AS I pack the tinsel away for another year, I’ve been reflecting on the hits and misses of the festive season.

For one thing, I’ve acquired too much cardboard. I tried to calculate how many trees have been felled just so Amazon could box up my children’s Christmas presents. What I’ve come up with is an area the size of Greater Manchester.

If only there was something useful I could do with it. Were I 12, I might build myself a den.

As it is, all I can do is tie it all up with string, and write two stinking letters of apology.

The first is to the folk who will eventually come round with a recycling van and dismantle the cardboard city which I’m about to erect outside our front door.

The second would go to our unfortunate next door neighbours.

They blithely thought they could enjoy their retirement in peace. But they hadn’t counted on Amazon.

By Christmas Eve they must have been on first name terms with the delivery man. A pattern swiftly emerged. Every time we went out, he came round. Their door knocker was soon hanging off its hinges from wear and tear.

Once the orders were placed, there really wasn’t much I could do about it. I tried staying in. I left notes. But nothing could halt the rattle of their door knocker.

These poor people have been disturbed from their slumber by items as disparate as a slow cooker, a moving Batman figure, a pair of tartan wellies and that most benevolent of gifts, a Thin Lizzy album.

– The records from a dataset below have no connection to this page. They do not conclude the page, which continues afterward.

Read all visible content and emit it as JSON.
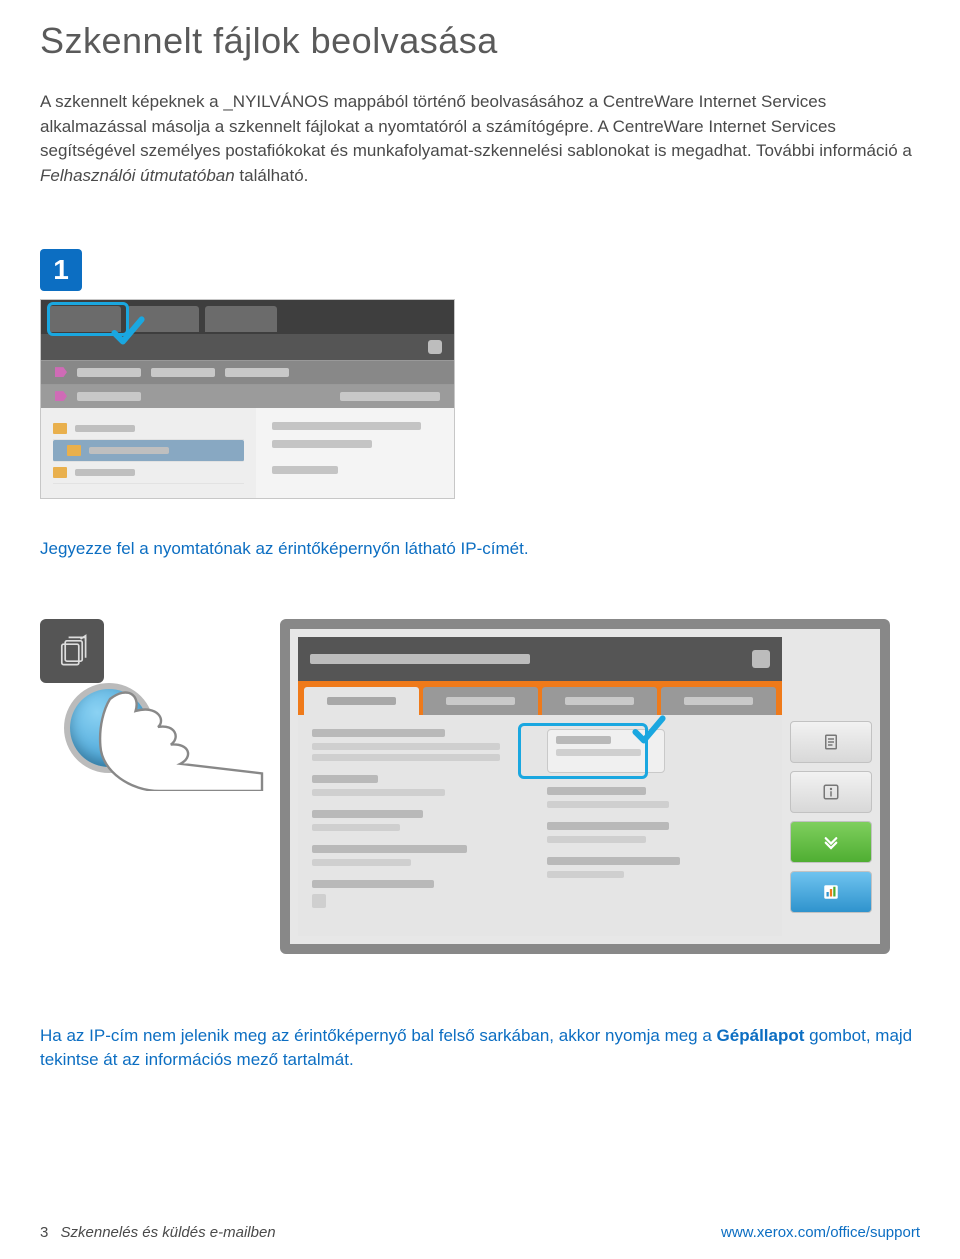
{
  "page": {
    "title": "Szkennelt fájlok beolvasása",
    "intro_part1": "A szkennelt képeknek a _NYILVÁNOS mappából történő beolvasásához a CentreWare Internet Services alkalmazással másolja a szkennelt fájlokat a nyomtatóról a számítógépre. A CentreWare Internet Services segítségével személyes postafiókokat és munkafolyamat-szkennelési sablonokat is megadhat. További információ a ",
    "intro_italic": "Felhasználói útmutatóban",
    "intro_part2": " található."
  },
  "step1": {
    "number": "1"
  },
  "note1": "Jegyezze fel a nyomtatónak az érintőképernyőn látható IP-címét.",
  "note2_part1": "Ha az IP-cím nem jelenik meg az érintőképernyő bal felső sarkában, akkor nyomja meg a ",
  "note2_bold": "Gépállapot",
  "note2_part2": " gombot, majd tekintse át az információs mező tartalmát.",
  "footer": {
    "page_number": "3",
    "section": "Szkennelés és küldés e-mailben",
    "url": "www.xerox.com/office/support"
  },
  "icons": {
    "check": "check-icon",
    "user": "user-icon",
    "help": "help-icon",
    "machine_status_doc": "doc-stack-icon",
    "folder": "folder-icon",
    "arrow": "arrow-icon",
    "document": "document-icon",
    "info": "info-icon",
    "down": "chevron-down-icon",
    "chart": "chart-icon"
  }
}
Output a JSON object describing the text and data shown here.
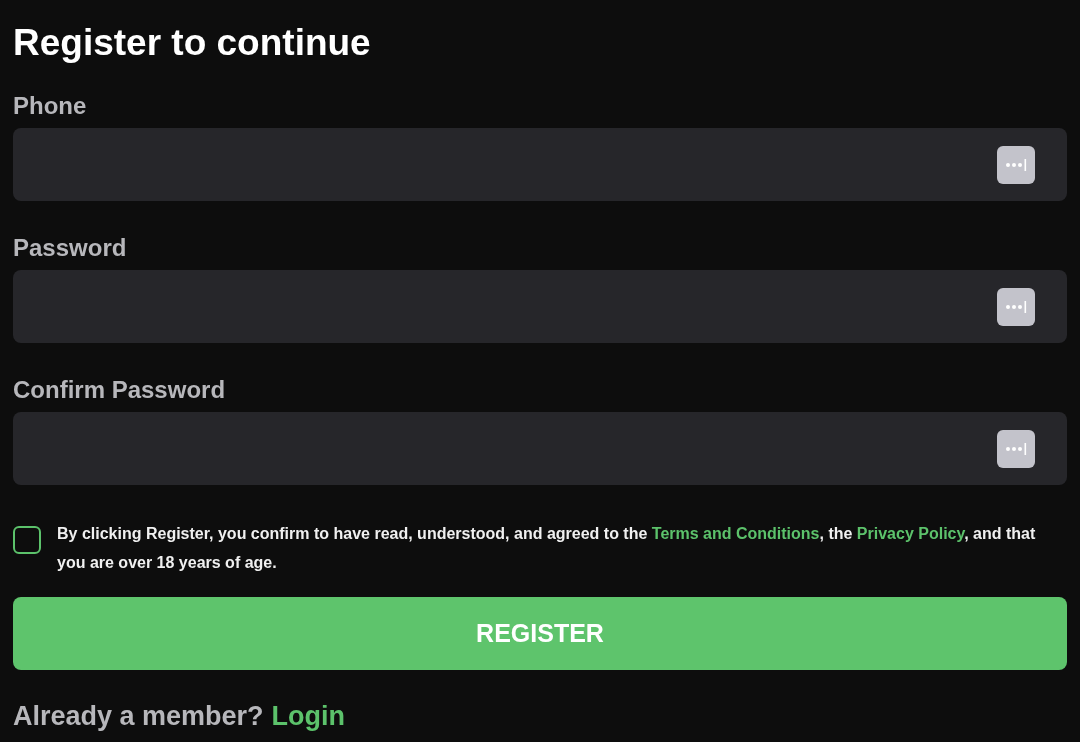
{
  "title": "Register to continue",
  "fields": [
    {
      "label": "Phone"
    },
    {
      "label": "Password"
    },
    {
      "label": "Confirm Password"
    }
  ],
  "agreement": {
    "checked": false,
    "parts": [
      {
        "kind": "text",
        "text": "By clicking Register, you confirm to have read, understood, and agreed to the "
      },
      {
        "kind": "link",
        "text": "Terms and Conditions"
      },
      {
        "kind": "text",
        "text": ", the "
      },
      {
        "kind": "link",
        "text": "Privacy Policy"
      },
      {
        "kind": "text",
        "text": ", and that you are over 18 years of age."
      }
    ]
  },
  "register_button": "REGISTER",
  "footer": {
    "prompt": "Already a member?",
    "link": "Login"
  }
}
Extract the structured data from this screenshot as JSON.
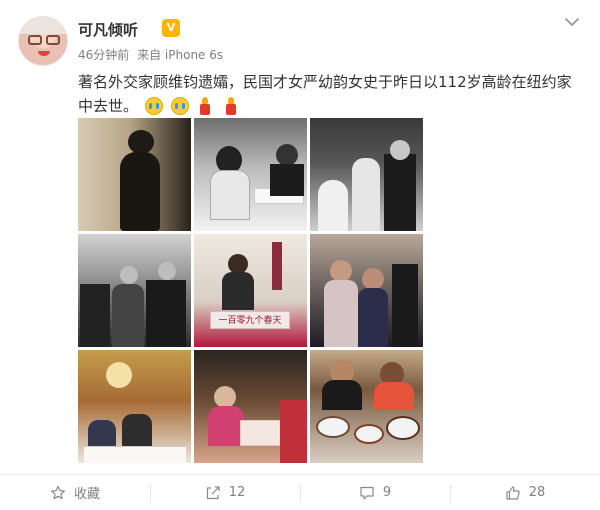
{
  "post": {
    "username": "可凡倾听",
    "badge_icon": "vip-badge-icon",
    "time": "46分钟前",
    "source": "来自 iPhone 6s",
    "text": "著名外交家顾维钧遗孀，民国才女严幼韵女史于昨日以112岁高龄在纽约家中去世。",
    "emojis": [
      "cry-face-icon",
      "cry-face-icon",
      "candle-icon",
      "candle-icon"
    ]
  },
  "photos": [
    {
      "name": "photo-lady-qipao"
    },
    {
      "name": "photo-banquet-bw"
    },
    {
      "name": "photo-wedding-bw"
    },
    {
      "name": "photo-group-bw"
    },
    {
      "name": "photo-book-cover",
      "book_title": "一百零九个春天"
    },
    {
      "name": "photo-toast-color"
    },
    {
      "name": "photo-party-room"
    },
    {
      "name": "photo-dinner-table"
    },
    {
      "name": "photo-dishes"
    }
  ],
  "actions": {
    "favorite_label": "收藏",
    "repost_count": "12",
    "comment_count": "9",
    "like_count": "28"
  },
  "colors": {
    "text": "#333333",
    "meta": "#808080",
    "badge": "#ffb400",
    "book_accent": "#9a1830"
  }
}
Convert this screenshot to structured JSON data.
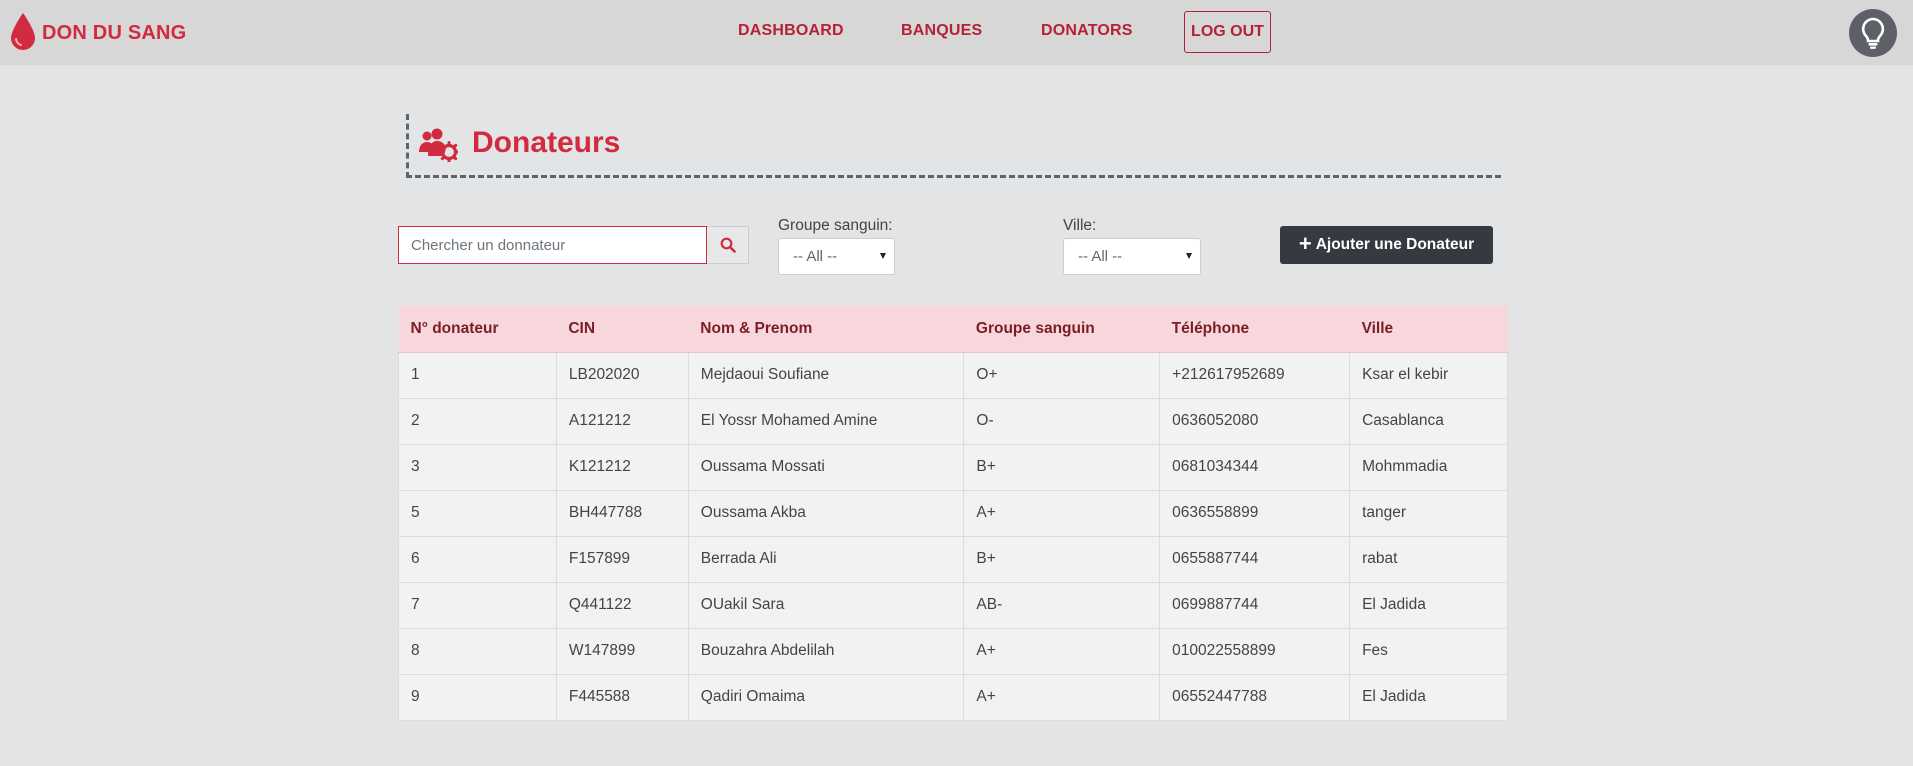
{
  "navbar": {
    "brand": "DON DU SANG",
    "links": [
      "DASHBOARD",
      "BANQUES",
      "DONATORS"
    ],
    "logout": "LOG OUT"
  },
  "page": {
    "title": "Donateurs"
  },
  "filters": {
    "search_placeholder": "Chercher un donnateur",
    "groupe_label": "Groupe sanguin:",
    "groupe_value": "-- All --",
    "ville_label": "Ville:",
    "ville_value": "-- All --",
    "add_button": "Ajouter une Donateur"
  },
  "table": {
    "headers": [
      "N° donateur",
      "CIN",
      "Nom & Prenom",
      "Groupe sanguin",
      "Téléphone",
      "Ville"
    ],
    "rows": [
      [
        "1",
        "LB202020",
        "Mejdaoui Soufiane",
        "O+",
        "+212617952689",
        "Ksar el kebir"
      ],
      [
        "2",
        "A121212",
        "El Yossr Mohamed Amine",
        "O-",
        "0636052080",
        "Casablanca"
      ],
      [
        "3",
        "K121212",
        "Oussama Mossati",
        "B+",
        "0681034344",
        "Mohmmadia"
      ],
      [
        "5",
        "BH447788",
        "Oussama Akba",
        "A+",
        "0636558899",
        "tanger"
      ],
      [
        "6",
        "F157899",
        "Berrada Ali",
        "B+",
        "0655887744",
        "rabat"
      ],
      [
        "7",
        "Q441122",
        "OUakil Sara",
        "AB-",
        "0699887744",
        "El Jadida"
      ],
      [
        "8",
        "W147899",
        "Bouzahra Abdelilah",
        "A+",
        "010022558899",
        "Fes"
      ],
      [
        "9",
        "F445588",
        "Qadiri Omaima",
        "A+",
        "06552447788",
        "El Jadida"
      ]
    ]
  },
  "colors": {
    "accent": "#d22a3f",
    "header_bg": "#f7d7db",
    "dark_button": "#343a40"
  },
  "icons": {
    "brand": "blood-drop-icon",
    "title": "users-cog-icon",
    "search": "search-icon",
    "help": "lightbulb-icon",
    "add": "plus-icon"
  }
}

Not content with having to sign for it, they now have to sit and listen to it through the walls.

An early apology and a bottle of 2009 Rioja were rapidly followed by a torrent of parcels, as our relatives went nuts with their credit cards.

It swiftly got so bad that the neighbours actually signed off their Christmas card to us this year, not with their names, but with the phrase “your own personal post office.”

My other discovery is that we could have dispensed with these parcels altogether. Because regardless of the extensive number of items on his Christmas wish list to Santa, the only thing my five-year-old son actually wanted was a plastic stick that flashes when you press a button.

Picked up as an afterthought at the Oxford Playhouse panto, the stick ruled the day. Pricey action figures lay ignored in a far corner as the pair of them charged up and down the stairs.

My only conclusion is that when it comes to planning a summer holiday I should avoid saving for a break at Butlins this year. All my dear son actually wants is an empty field, and a flashing stick.

I won’t even bother putting the tent up. He’ll have the time of his life.